Nous avons tous rencontré certains maçons qui affirment qu’untel est un mauvais Frère et qu’il ne lui pardonnera jamais le préjudice subit. Ce dernier l’a trahi ou l’a volé et le délit est trop insupportable pour être passé sous silence. Ainsi, naissent les discordes et les disharmonies qui conduisent à des conflits parfois tenaces dans les Loges.
Pourtant, nous avons tous entendu la séquence de texte suivante :
Le Vénérable Maître : « – Néophyte, je vous poserai une dernière question. Vous avez connu beaucoup d’hommes ; vous avez peut-être des ennemis. Si vous en rencontriez dans cette Assemblée ou parmi les Frères Maçons, seriez-vous disposé à leur tendre la main et à oublier le passé ? »

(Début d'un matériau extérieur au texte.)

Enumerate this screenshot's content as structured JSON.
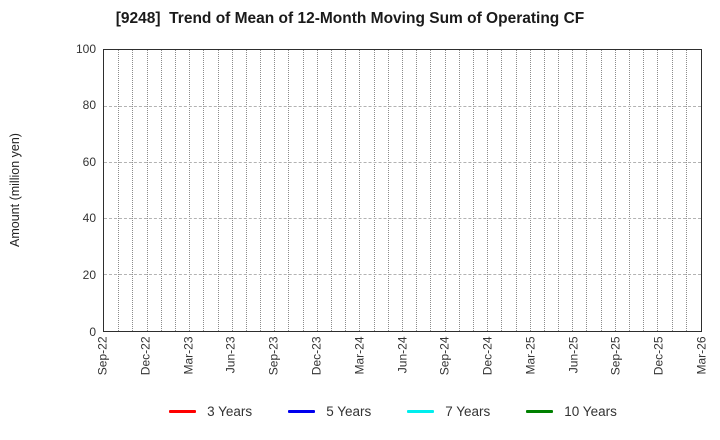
{
  "chart": {
    "title": "[9248]  Trend of Mean of 12-Month Moving Sum of Operating CF",
    "ylabel": "Amount (million yen)"
  },
  "chart_data": {
    "type": "line",
    "title": "[9248]  Trend of Mean of 12-Month Moving Sum of Operating CF",
    "xlabel": "",
    "ylabel": "Amount (million yen)",
    "ylim": [
      0,
      100
    ],
    "yticks": [
      0,
      20,
      40,
      60,
      80,
      100
    ],
    "xticklabels": [
      "Sep-22",
      "Dec-22",
      "Mar-23",
      "Jun-23",
      "Sep-23",
      "Dec-23",
      "Mar-24",
      "Jun-24",
      "Sep-24",
      "Dec-24",
      "Mar-25",
      "Jun-25",
      "Sep-25",
      "Dec-25",
      "Mar-26"
    ],
    "x_total_intervals": 42,
    "grid": true,
    "legend_position": "bottom",
    "series": [
      {
        "name": "3 Years",
        "color": "#ff0000",
        "values": []
      },
      {
        "name": "5 Years",
        "color": "#0000ee",
        "values": []
      },
      {
        "name": "7 Years",
        "color": "#00eeee",
        "values": []
      },
      {
        "name": "10 Years",
        "color": "#008000",
        "values": []
      }
    ],
    "note": "no data points plotted; plot area is empty"
  }
}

Le Néophyte : « – Oui, Monsieur »
Tout cela partait d’un bon sentiment, surtout que ce jour là, tout le monde était plein d’amour dans les yeux et dans les cœurs. Le problème a commencé lorsque ce mauvais Frère à qui j’avais fait confiance en lui prêtant 5000 €, n’a pas tenu sa parole quand l’heure du remboursement fut venue !
Ce genre d’exemple existe à foison, si les Loges pouvaient parler, il s’en dirait des choses, car chacune garde ce genre d’histoire en mémoire. La cause est souvent différente, mais le schéma est toujours le même.
Généralement, on entre en maçonnerie pour être en confiance et en fraternité. C’est probablement pourquoi ce type de mésaventure amplifie la déception des victimes. Pourtant, il faut relativiser et rappeler que nous sommes tous venus en Loge pour travailler sur nous même. Mais qu’est-ce que cela signifie réellement ? Nous y reviendrons plus tard. Tout d’abord, soulignons que l’assemblée que nous nommons des Frères (ou des Sœurs), n’a pas été choisie sciemment et rationnellement par nous. Si vous aviez du faire une sélection préalable individuelle, la composition actuelle de votre Loge serait totalement différente. C’est précisément le point de départ du travail maçonnique. Toutes ces personnalités différentes, réunies dans le même Atelier, c’est le seul moyen de nous faire sortir de notre zone de confort pour un parfait travail sur la Légende d’Hiram à tous les degrés.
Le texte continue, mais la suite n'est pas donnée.